Por su lado, el canciller nacional, Rubén Ramírez Lezcano, destacó la importancia estratégica del acuerdo entre el Mercosur y la Unión Europea, alcanzado tras más de 25 años de negociaciones. Señaló que Paraguay prevé aprobar el instrumento la próxima semana en la Cámara de Diputados, con el objetivo de avanzar hacia su implementación.
El ministro resaltó que el acuerdo permitirá liberalizar gradualmente cerca del 95% del comercio entre ambos bloques, generando nuevas oportunidades para el comercio, las inversiones, la innovación y la transformación productiva.
En ese contexto, subrayó que el Mercosur y la Unión Europea cuentan con economías complementarias, particularmente en ámbitos como la producción agroalimentaria, la industria y la tecnología, lo que abre perspectivas para una mayor cooperación, transferencia de conocimiento y crecimiento compartido.
Finalmente, sostuvo que la implementación del acuerdo contribuirá a fortalecer la integración regional, así como a brindar mayor previsibilidad y seguridad para el comercio y las inversiones entre ambas regiones.

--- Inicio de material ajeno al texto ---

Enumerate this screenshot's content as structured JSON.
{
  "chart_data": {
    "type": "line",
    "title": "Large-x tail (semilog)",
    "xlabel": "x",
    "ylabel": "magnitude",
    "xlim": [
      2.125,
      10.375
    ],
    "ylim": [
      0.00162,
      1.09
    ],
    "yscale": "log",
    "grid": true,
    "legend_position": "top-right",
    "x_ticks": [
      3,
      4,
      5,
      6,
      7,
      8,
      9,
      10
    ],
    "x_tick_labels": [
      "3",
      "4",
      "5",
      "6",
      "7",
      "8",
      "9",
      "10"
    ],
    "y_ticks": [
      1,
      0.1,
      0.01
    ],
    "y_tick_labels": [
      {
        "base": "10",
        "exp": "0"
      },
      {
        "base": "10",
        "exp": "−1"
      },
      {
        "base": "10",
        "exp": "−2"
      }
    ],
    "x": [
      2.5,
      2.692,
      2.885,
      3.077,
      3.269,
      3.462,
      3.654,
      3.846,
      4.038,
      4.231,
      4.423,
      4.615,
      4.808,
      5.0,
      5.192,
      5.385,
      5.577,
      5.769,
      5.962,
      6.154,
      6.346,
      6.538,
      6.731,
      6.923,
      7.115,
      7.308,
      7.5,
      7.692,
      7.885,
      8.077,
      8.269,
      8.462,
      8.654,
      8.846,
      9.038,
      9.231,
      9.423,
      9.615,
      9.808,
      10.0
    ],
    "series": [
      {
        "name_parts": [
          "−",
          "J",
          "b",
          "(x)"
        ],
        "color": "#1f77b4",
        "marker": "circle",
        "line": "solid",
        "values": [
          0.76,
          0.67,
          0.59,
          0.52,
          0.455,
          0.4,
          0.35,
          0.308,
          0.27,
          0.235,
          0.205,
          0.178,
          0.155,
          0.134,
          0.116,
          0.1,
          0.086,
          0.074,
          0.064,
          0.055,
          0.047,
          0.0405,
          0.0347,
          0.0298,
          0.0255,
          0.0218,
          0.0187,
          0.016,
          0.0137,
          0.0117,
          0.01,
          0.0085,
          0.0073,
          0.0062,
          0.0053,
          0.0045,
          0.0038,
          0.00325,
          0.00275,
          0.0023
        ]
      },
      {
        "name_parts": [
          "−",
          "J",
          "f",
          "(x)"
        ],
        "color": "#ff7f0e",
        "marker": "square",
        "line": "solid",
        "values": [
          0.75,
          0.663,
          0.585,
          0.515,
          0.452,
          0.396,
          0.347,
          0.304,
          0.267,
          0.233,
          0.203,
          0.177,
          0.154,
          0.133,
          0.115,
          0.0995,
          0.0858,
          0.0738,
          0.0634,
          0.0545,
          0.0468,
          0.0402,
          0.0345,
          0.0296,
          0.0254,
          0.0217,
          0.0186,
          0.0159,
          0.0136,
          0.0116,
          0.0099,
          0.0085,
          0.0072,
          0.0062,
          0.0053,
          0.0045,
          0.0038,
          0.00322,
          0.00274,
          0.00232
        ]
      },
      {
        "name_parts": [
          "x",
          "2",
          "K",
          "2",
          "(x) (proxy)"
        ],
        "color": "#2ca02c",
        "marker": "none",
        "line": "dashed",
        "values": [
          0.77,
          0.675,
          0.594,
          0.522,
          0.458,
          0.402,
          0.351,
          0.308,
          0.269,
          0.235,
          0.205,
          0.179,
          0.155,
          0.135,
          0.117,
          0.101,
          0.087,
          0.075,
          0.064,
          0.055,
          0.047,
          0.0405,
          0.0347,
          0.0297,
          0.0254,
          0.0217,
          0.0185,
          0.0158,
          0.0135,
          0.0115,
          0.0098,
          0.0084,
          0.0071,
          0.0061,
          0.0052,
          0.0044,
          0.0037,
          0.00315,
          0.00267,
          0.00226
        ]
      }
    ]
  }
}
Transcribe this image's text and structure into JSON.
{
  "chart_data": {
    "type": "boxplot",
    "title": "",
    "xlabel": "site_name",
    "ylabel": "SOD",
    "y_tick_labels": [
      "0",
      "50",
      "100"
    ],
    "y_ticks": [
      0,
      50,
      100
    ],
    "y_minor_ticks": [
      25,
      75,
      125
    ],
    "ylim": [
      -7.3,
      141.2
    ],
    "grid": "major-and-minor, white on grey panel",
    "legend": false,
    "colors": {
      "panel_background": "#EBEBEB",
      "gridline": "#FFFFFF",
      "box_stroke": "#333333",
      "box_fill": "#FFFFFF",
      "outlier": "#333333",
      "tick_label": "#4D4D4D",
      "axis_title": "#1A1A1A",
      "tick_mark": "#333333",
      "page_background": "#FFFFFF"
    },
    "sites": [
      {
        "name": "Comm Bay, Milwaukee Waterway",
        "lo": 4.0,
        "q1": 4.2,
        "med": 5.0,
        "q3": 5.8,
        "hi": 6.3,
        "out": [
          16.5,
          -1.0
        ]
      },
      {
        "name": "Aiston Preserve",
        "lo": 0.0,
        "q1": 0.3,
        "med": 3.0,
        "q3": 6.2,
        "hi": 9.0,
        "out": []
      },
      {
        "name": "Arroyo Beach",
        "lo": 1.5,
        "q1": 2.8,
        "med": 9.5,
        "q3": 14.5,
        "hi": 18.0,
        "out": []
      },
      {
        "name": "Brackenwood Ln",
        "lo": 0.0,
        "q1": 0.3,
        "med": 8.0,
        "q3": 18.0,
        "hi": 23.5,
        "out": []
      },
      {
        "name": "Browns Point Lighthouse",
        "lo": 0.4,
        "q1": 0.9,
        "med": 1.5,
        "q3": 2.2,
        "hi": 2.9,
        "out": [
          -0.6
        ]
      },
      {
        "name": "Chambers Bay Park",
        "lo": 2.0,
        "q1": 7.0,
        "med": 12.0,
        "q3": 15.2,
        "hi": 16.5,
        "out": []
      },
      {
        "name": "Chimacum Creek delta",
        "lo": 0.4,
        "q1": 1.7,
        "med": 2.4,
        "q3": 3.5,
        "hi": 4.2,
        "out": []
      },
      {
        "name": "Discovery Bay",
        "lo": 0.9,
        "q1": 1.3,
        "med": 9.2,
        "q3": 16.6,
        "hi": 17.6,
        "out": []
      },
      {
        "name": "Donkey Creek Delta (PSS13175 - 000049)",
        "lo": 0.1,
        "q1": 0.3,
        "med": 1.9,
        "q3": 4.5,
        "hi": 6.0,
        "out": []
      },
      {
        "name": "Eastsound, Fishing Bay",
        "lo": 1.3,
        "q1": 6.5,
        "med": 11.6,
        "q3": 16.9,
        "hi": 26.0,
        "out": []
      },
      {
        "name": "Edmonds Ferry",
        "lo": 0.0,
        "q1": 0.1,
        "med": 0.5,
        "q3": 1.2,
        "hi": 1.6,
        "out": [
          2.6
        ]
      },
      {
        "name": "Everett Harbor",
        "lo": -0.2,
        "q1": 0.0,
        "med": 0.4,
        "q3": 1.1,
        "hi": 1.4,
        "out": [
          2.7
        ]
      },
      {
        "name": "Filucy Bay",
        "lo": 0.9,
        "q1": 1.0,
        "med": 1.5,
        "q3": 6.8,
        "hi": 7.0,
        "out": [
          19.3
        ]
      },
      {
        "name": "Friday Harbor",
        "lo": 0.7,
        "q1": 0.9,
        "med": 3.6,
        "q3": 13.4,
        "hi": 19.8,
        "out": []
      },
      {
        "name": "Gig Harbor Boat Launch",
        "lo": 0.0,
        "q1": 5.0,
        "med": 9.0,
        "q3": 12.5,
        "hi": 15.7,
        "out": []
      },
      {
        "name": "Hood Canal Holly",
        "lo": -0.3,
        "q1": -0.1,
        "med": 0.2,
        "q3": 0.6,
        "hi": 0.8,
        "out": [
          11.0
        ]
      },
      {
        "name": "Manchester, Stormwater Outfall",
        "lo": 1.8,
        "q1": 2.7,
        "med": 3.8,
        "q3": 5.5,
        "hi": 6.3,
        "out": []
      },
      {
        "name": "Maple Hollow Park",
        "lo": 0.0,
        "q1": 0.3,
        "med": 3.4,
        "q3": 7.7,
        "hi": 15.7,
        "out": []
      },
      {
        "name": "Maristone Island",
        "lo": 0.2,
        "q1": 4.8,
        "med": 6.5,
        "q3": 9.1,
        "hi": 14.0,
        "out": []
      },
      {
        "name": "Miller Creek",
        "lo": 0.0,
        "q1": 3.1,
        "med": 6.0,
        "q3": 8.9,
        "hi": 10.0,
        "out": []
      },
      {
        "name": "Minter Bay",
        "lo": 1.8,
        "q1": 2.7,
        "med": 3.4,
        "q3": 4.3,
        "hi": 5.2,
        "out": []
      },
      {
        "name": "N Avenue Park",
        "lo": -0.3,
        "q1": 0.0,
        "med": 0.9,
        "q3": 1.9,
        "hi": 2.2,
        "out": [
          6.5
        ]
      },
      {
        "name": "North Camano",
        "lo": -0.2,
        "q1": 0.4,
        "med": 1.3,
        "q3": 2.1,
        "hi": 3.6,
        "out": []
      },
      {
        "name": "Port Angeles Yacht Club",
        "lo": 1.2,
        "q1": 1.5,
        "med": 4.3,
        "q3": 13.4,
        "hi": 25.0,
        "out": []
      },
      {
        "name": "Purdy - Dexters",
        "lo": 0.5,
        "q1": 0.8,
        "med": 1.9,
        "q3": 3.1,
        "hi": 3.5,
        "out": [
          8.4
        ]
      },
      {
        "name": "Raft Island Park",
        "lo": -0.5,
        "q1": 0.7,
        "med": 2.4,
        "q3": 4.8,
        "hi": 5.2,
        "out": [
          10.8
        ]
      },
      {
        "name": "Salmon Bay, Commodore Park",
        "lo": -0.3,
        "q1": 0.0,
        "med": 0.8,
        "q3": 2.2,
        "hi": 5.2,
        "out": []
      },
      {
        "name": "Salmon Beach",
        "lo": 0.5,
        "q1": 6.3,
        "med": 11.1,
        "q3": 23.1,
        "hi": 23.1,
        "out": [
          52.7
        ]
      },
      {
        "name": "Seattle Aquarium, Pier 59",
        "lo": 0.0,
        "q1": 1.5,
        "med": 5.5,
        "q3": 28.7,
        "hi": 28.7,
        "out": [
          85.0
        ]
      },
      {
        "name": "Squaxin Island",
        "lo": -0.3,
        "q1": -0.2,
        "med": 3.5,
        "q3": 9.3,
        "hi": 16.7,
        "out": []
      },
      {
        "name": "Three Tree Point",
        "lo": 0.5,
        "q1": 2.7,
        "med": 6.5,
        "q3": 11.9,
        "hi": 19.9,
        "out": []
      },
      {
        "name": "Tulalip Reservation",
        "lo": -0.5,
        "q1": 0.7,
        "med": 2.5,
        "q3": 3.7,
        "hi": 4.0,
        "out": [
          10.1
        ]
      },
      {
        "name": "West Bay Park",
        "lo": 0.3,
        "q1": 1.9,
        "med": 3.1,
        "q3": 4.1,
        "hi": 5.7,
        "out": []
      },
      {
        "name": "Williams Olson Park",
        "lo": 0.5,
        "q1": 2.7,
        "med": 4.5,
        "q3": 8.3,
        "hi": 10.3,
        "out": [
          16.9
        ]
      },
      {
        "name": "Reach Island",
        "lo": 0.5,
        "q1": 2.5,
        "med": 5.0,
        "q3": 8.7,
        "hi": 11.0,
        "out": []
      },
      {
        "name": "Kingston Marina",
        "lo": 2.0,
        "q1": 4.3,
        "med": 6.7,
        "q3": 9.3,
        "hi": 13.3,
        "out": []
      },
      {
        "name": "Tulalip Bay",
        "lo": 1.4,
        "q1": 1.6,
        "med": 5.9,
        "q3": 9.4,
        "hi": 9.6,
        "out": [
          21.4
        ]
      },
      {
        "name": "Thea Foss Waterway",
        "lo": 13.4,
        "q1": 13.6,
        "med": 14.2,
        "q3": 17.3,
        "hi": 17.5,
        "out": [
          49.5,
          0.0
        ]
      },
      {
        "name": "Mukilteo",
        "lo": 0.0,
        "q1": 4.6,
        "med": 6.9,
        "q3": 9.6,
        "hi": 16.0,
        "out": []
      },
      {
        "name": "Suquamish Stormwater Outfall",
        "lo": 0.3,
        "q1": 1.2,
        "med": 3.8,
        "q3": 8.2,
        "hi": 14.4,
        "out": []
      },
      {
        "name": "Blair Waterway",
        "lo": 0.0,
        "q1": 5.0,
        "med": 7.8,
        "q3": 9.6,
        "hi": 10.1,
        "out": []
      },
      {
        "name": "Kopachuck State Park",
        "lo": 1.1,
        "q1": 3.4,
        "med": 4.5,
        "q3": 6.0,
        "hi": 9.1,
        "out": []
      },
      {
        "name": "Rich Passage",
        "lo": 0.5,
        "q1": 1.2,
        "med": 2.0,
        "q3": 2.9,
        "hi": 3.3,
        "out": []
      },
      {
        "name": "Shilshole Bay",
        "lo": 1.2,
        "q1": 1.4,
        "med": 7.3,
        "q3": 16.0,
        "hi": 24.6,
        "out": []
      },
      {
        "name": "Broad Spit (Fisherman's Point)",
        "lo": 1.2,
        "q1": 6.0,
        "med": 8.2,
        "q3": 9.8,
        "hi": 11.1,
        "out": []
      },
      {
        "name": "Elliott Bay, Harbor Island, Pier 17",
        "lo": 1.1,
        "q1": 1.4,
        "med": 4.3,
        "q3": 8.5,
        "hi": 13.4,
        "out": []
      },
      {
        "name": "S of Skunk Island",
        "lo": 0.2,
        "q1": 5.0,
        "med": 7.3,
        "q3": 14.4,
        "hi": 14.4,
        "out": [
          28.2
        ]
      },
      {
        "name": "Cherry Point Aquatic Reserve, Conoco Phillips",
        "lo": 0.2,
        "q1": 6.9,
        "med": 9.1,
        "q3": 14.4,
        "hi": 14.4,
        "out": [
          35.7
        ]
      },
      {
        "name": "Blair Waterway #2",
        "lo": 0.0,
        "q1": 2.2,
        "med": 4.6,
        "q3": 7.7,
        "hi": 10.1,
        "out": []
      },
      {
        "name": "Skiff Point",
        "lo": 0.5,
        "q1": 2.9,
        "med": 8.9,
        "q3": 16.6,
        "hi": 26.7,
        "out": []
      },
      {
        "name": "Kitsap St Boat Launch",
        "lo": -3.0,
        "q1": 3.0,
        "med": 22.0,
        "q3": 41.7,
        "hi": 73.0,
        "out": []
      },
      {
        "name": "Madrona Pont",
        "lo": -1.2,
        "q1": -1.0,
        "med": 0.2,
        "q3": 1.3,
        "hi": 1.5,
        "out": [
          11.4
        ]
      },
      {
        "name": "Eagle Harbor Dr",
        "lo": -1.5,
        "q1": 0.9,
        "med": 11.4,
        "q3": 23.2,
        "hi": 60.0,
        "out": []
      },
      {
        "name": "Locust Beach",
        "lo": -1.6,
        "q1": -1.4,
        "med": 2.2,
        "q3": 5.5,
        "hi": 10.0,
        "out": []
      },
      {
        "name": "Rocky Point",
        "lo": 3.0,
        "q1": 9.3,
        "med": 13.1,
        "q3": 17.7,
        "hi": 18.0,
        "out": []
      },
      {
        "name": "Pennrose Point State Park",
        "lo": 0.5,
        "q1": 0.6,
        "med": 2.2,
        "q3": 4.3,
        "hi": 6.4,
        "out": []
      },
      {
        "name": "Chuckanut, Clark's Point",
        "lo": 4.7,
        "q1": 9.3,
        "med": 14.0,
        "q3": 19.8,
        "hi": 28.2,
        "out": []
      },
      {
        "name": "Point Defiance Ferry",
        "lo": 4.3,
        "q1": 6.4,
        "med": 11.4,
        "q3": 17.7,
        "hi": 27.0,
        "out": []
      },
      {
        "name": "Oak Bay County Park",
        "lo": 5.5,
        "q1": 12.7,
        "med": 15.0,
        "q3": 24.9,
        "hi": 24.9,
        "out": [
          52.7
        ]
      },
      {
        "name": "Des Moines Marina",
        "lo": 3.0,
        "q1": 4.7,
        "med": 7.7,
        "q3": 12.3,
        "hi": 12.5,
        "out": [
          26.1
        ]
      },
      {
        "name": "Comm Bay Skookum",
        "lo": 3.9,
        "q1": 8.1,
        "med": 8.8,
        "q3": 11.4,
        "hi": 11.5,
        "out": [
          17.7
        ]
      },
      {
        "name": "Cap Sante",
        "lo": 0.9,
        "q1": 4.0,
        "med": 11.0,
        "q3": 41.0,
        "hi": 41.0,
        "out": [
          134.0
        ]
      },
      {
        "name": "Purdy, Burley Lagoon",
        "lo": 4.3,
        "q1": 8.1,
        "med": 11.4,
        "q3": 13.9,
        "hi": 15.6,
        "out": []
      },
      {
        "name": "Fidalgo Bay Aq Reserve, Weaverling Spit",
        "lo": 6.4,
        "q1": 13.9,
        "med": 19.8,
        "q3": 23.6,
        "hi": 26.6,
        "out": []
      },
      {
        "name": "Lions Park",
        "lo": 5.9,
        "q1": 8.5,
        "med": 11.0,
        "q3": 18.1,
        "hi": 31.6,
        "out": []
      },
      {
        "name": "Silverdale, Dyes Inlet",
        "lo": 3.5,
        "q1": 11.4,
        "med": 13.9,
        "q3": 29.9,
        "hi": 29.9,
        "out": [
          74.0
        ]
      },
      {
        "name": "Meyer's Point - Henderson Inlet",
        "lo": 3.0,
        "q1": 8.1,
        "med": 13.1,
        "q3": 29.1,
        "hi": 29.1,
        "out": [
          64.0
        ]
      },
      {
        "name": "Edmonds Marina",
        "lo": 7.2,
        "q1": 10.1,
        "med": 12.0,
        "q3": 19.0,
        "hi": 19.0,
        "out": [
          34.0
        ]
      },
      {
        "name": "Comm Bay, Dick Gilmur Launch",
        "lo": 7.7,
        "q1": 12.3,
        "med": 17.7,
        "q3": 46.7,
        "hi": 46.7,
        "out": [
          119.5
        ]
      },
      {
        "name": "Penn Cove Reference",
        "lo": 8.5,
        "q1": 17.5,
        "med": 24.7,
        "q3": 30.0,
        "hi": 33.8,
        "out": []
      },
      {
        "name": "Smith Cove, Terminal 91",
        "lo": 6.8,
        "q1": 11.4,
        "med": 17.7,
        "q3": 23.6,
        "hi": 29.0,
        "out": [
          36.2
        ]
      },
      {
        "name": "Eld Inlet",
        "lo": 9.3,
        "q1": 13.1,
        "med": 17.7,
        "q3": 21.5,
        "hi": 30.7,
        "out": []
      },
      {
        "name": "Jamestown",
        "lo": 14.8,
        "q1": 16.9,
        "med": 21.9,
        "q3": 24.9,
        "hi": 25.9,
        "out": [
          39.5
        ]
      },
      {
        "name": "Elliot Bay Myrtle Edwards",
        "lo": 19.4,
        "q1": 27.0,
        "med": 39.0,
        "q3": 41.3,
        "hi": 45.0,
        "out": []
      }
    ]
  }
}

A su turno, el presidente del BID, Ilan Goldfajn, puso en cifras la magnitud del desafío: un bloque que representa el 20% del PIB mundial. El organismo multilateral se comprometió a brindar apoyo institucional y regulatorio, pero con un objetivo específico: preparar al sector privado para que no sea un espectador, sino el principal beneficiario de la apertura comercial.